An Indo-French project has added utilities to the Chandernagore Strand
This spring, people of Chandernagore are enjoying their riverbank more, thanks to a week’s collaborative intervention by design students of India and France, facilitated by the consulate general of France. The result has been seats and swings on the Strand, some new and some innovatively repaired, using discarded material.
The week-long project was titled Reimaging the town: upcycling in the public space. “We wanted to bring together students of design from institutes in India and France. They have been working on the idea of creating urban furniture in a sustainable way. They didn’t want to do it by themselves. So they discussed it with people of Chandernagore, seeking their inputs on what they wanted on the Strand. Today is the restitution of their work,” Virginie Corteval, consul general of France, told The Telegraph on her way to the Strand.
Twelve students were waiting to display their work to her and the commissioner of Chandernagore Municipal Corporation Swapan Kundu. Six were from the design studio at the Maharashtra Institute of Technology (MIT), Pune and six from the India Studio of the Ecole de Design Nantes Atlantinque.
“We are hosting a two-year Masters course in transcultural design in partnership with MIT, Pune. This project is about coming up with ways to address local heritage with an eye on future sustainability. We interacted with people and identified ways in which we could intervene. For instance, people complained about a bench lying broken. One group looked at how to repair it, while another identified a tree and brainstormed on ways to turn it into a part of the urban landscape,” said Helene Thebault, the director of the institute’s India Studio.
Also guiding the students were three architects — Aishwarya Tipnis, who has been working on French colonial built heritage in Chandernagore, Samuel Remy, whose focus is sustainable buildings, and Sayantan Maitra Boka, the head of an interactive design firm.
“We chose the Strand as there is a diverse and dynamic community usage of the space. The first couple of days of the workshop went in mapping and understanding the usage. Once we figured out the issues and developed the solutions, we shared them with the craftsmen of Terra Indica, who have the technical skills of furniture-making, and picked up discarded materials lying in their factory. Once we figured out how they could be used on the Strand they were upcycled,” said Tipnis.

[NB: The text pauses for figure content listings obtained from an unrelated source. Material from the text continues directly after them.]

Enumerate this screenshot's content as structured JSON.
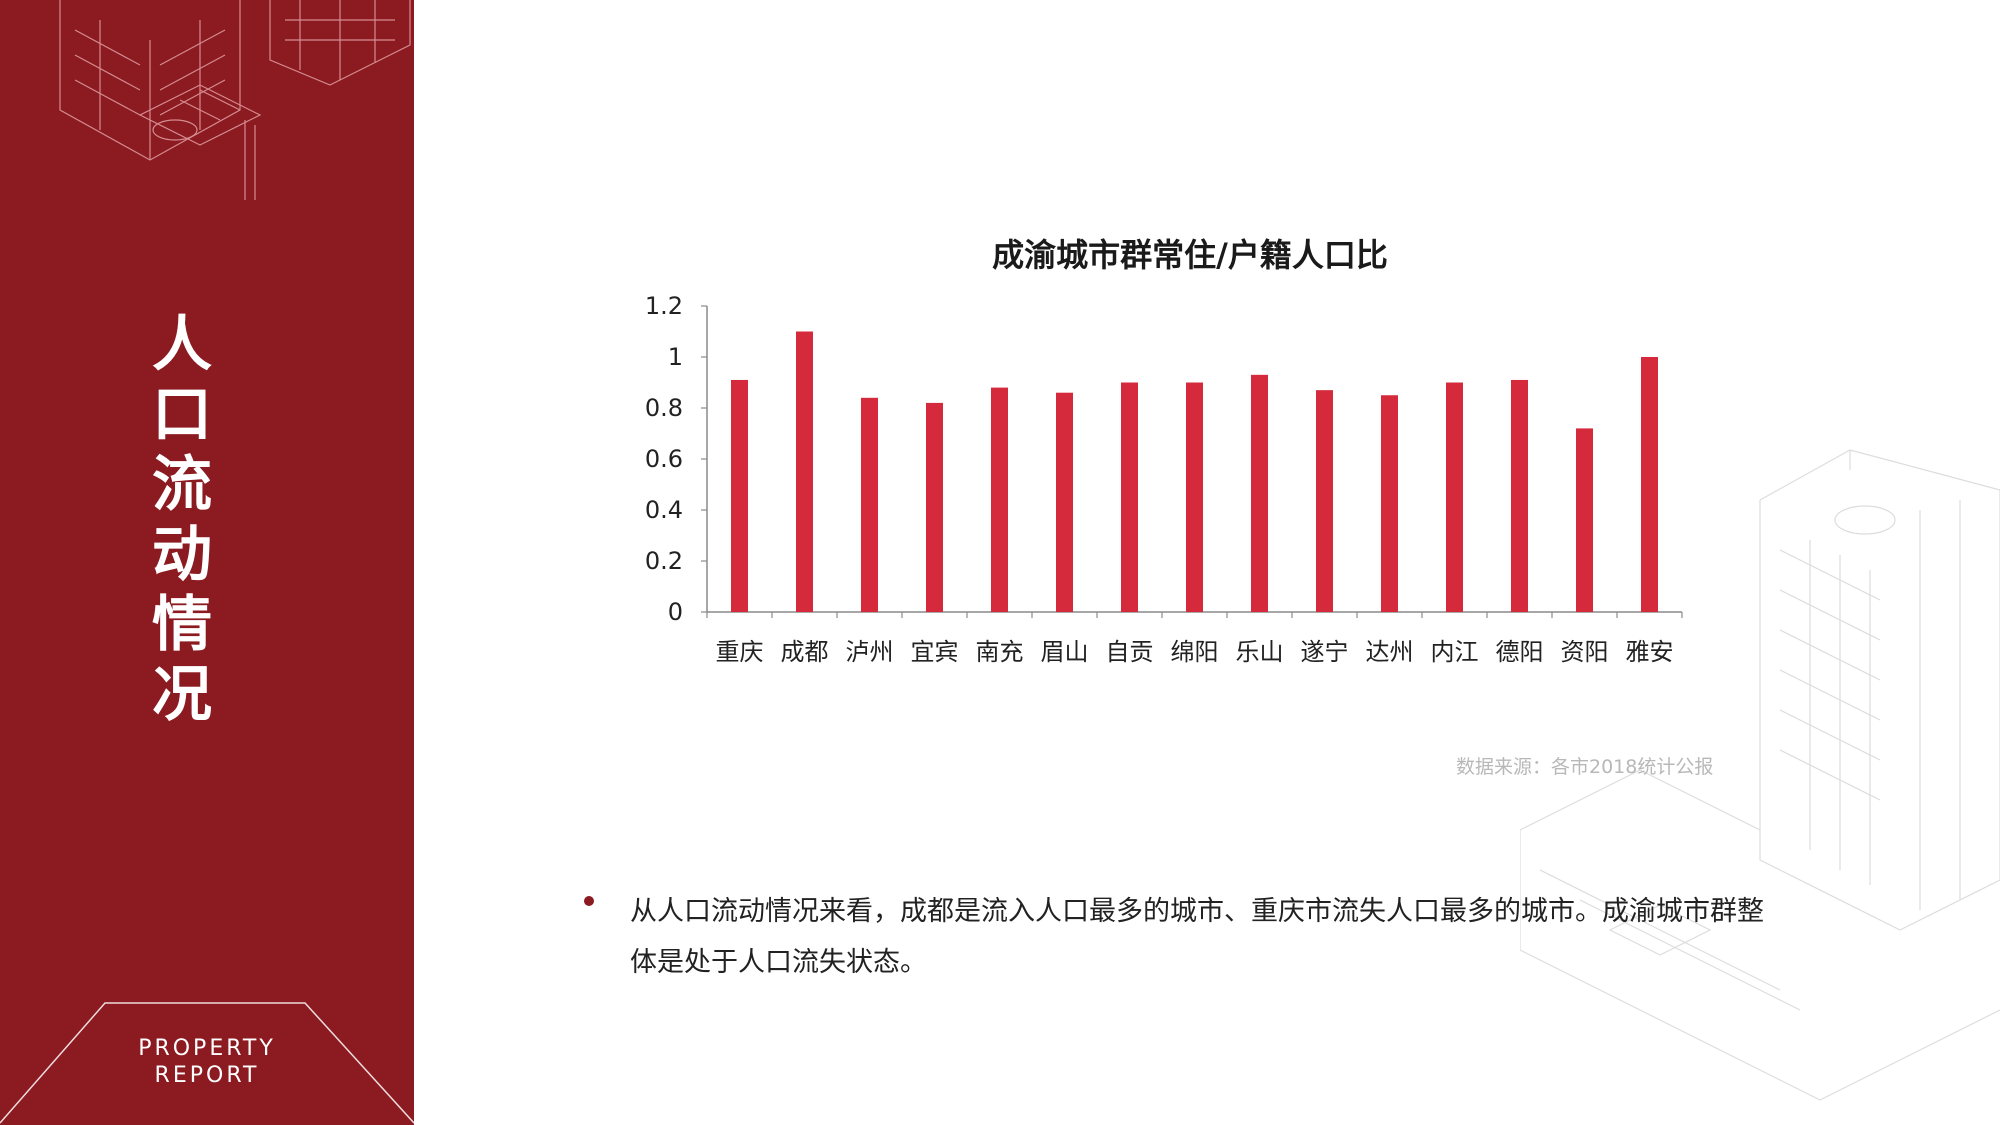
{
  "sidebar": {
    "title_chars": [
      "人",
      "口",
      "流",
      "动",
      "情",
      "况"
    ],
    "badge_line1": "PROPERTY",
    "badge_line2": "REPORT"
  },
  "chart_data": {
    "type": "bar",
    "title": "成渝城市群常住/户籍人口比",
    "categories": [
      "重庆",
      "成都",
      "泸州",
      "宜宾",
      "南充",
      "眉山",
      "自贡",
      "绵阳",
      "乐山",
      "遂宁",
      "达州",
      "内江",
      "德阳",
      "资阳",
      "雅安"
    ],
    "values": [
      0.91,
      1.1,
      0.84,
      0.82,
      0.88,
      0.86,
      0.9,
      0.9,
      0.93,
      0.87,
      0.85,
      0.9,
      0.91,
      0.72,
      1.0
    ],
    "ylim": [
      0,
      1.2
    ],
    "yticks": [
      "0",
      "0.2",
      "0.4",
      "0.6",
      "0.8",
      "1",
      "1.2"
    ],
    "bar_color": "#d42a3c",
    "grid": false,
    "legend": "none"
  },
  "source": "数据来源：各市2018统计公报",
  "note": "从人口流动情况来看，成都是流入人口最多的城市、重庆市流失人口最多的城市。成渝城市群整体是处于人口流失状态。"
}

The cast iron framework of a broken bench became a seat once again, using thick chords woven khatia-style.
The benches on the Strand face the river. “We found that many people prefer to face the street. So we added a wooded bench with a clip-on system to hang from the back of the existing bench to allow people to sit facing either side on the same structure,” said Emma Sioufi, a student of transcultural design from Paris. “It can be removed and put elsewhere any time,” added her friend Elsa Sadiez. Some low-hanging branches tied with thick strings became a cosy corner seat.
To the iron framework of another bench, they added a clip-on table. Remy demonstrated how easy it was to make the table out of a discarded door. “Take pictures of how they have done it. I will reduce funds for new furniture henceforth,” commissioner Kundu joked, turning to his engineer.
Since there was no seat at the water level, they created a wooden bench with a welcoming arch over it.
“This project is unique as it is an Indo-French collaboration. It was interesting how the students debated their ideas. We have studios in India, China, Brazil and Canada. India is fascinating for the skills people have as also the materials available here. In France, they could never, for instance, get a chance to work with bamboo,” said Thebault.
The day ended on a novel note for pedestrians on the Strand. Not only did they try out the new seats and swings, they were also invited to a performance by Les Souffleurs. The team of six from France, dressed all in black, carried a long hollow pole in one hand and a black umbrella in the other. They invited people to hold one end of the pole to their ear and listen. From the other, they whispered into the pole in a soothing tone. Local children making merry on the newly installed swings were thrilled to hear Bengali being spoken by the firangs, albeit with an accent. “This is a magic stick. It turns their language into ours,” one told the other, wide-eyed. Passersby came forward in numbers to listen to the poetic whispers. Some even sung or recited back in Bengali through the pole for the French performers.
“This happens a lot. Listeners offer to give back to us. Poetry slows down the frenetic pace of life, even if only for the length of our performance. Our group has 36 members in France. Nine of us have come on this India tour. We selected Hindi and Urdu poetry for our Jaipur and Delhi shows. Here we chose Bengali pieces. We carry umbrella because, in our experience, the listener often becomes emotional and prefers to hide his tears,” said a member of Les Souffleurs, which calls its members “poetic commandoes”.